In diesem Verfahrensabschnitt aber Mitwirkungsmöglichkeiten zu schaffen, die durch eine Begrenzung des Mündlichkeits- und Unmittelbarkeitsgrundsatzes in der Hauptverhandlung kompensiert werden, erscheint in zweierlei Hinsicht bedenklich. Auch wenn die Strafverteidiger im Ermittlungsverfahren zum Zuge kommen, ist hier keine Waffengleichheit mit der Staatsanwaltschaft gegeben, die Herrin des Ermittlungsverfahrens bleibt und eben nicht die Unabhängigkeit eines Richters hat. Vor allem aber ist das Ermittlungsverfahren auch weiterhin nicht öffentlich. Der Ort der Öffentlichkeit ist die Hauptverhandlung. Wenn hier aber im wesentlichen nur noch Urkunden eingeführt, Protokolle verlesen und Tondokumente abgespielt werden, könnte die Kontrollfunktion der Öffentlichkeit, um die es ohnedies nicht zum besten steht, vollends zur Farce werden. Ein Strafverfahren ist nicht nur eine Angelegenheit zwischen den anwaltlich vertretenen Angeklagten, Nebenklägern und dem Staatsanwalt. Denn, wie Anselm von Feuerbach, der Begründer der modernen Strafrechtswissenschaft, prägnant formuliert hat: "Wo der Amtsgenosse nur seinesgleichen zu scheuen hat, ist jeder geneigt, dem anderen die Nachsicht zu gewähren, welche er vielleicht irgend einmal auch von ihm für sich selbst in Anspruch zu nehmen hat."
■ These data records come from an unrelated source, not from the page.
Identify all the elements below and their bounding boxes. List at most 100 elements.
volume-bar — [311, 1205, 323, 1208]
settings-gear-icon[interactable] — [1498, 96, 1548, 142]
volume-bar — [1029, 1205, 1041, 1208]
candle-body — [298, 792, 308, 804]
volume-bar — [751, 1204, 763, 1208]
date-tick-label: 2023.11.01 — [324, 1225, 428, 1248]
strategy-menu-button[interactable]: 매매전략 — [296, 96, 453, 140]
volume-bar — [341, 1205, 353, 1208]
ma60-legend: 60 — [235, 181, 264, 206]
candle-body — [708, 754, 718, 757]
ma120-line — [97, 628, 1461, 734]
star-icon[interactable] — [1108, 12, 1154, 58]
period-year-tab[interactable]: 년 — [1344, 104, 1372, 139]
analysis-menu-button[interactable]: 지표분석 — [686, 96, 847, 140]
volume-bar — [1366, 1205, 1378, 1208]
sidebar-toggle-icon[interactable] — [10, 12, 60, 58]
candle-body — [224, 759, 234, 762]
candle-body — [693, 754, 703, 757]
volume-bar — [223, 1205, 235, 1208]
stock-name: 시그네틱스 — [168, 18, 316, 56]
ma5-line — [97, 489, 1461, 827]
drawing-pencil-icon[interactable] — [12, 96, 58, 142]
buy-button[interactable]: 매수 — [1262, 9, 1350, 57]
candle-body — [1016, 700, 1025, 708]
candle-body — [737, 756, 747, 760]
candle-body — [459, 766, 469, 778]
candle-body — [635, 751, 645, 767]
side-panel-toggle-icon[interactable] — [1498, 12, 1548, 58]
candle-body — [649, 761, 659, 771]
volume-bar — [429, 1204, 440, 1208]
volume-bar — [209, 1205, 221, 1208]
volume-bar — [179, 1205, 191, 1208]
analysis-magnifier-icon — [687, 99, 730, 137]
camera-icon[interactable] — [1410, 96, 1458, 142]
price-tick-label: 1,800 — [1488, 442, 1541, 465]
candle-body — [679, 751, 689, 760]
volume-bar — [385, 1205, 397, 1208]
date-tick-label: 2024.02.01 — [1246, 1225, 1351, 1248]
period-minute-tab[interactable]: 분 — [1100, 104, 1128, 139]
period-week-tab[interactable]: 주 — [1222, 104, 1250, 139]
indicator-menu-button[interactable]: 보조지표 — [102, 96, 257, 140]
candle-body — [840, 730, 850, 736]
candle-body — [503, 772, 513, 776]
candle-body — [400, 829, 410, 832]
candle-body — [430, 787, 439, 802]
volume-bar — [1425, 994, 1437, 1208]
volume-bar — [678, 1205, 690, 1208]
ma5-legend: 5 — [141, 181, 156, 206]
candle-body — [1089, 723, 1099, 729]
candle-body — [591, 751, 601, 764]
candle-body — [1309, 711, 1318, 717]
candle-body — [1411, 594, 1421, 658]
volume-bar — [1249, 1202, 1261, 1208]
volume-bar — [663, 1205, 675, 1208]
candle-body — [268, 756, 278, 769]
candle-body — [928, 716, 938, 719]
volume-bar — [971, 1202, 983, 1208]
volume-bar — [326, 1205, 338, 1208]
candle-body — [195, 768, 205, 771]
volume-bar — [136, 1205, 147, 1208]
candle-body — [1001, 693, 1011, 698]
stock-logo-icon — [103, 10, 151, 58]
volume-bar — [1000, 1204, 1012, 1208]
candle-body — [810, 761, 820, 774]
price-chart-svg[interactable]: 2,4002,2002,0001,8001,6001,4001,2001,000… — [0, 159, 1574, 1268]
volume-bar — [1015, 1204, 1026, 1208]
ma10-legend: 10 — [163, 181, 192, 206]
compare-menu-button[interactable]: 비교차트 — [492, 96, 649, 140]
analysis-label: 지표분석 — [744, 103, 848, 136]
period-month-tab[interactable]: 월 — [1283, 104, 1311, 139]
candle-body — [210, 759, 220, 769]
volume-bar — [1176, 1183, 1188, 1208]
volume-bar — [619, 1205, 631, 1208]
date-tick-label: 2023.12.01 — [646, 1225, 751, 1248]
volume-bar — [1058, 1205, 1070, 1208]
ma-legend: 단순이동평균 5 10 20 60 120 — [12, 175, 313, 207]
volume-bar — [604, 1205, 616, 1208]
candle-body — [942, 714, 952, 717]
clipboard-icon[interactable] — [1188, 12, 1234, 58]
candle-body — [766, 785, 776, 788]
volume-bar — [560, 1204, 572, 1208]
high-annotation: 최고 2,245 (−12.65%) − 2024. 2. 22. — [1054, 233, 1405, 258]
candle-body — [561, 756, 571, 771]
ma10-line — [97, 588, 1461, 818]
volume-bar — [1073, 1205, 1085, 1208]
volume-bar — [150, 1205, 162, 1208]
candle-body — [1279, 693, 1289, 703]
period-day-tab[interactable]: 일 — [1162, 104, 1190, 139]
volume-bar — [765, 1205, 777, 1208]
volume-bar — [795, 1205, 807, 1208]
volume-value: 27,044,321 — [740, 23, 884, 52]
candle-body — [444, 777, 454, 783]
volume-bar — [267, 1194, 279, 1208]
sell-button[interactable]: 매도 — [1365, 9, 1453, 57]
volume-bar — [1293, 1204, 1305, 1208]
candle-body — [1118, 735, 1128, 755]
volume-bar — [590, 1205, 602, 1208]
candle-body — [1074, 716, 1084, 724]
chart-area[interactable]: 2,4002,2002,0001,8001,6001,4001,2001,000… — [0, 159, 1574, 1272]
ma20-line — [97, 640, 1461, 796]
Die Förmlichkeit des Strafverfahrens, die in den strengen Beweis- und Verfahrensregeln, die für die Hauptverhandlung gelten, ihren Niederschlag findet, ist für die auf, wie es in einer Pressemitteilung der SPD heißt, "Optimierung" setzenden Autoren des Entwurfs offenbar ein anachronistisches Relikt. Daß eine Verhandlung auch als Ritual Bedeutung haben kann, ist ihnen als Gedanke erst recht fremd. Deswegen wird im Entwurf auch ein neu gefaßter Paragraph 257b StPO als besonderes Prunkstück ausgestellt: "Das Gericht kann mit Einverständnis des Angeklagten unter freier Würdigung aller Umstände des Falles eine Strafobergrenze angeben, die unter dem Vorbehalt einer Bewertungsänderung im weiteren Verlauf der Hauptverhandlung steht." Das, was in der Begründung des Entwurfs als Ermunterung zur Kommunikation bezeichnet wird, ist nichts anderes als die gesetzliche Normierung der heute schon praktizierten, vielfach beklagten Absprache im Strafprozeß, die an die Stelle der mühseligen Wahrheitsfindung den vor allem in Wirtschaftsstrafsachen höchst praktikablen Deal setzt.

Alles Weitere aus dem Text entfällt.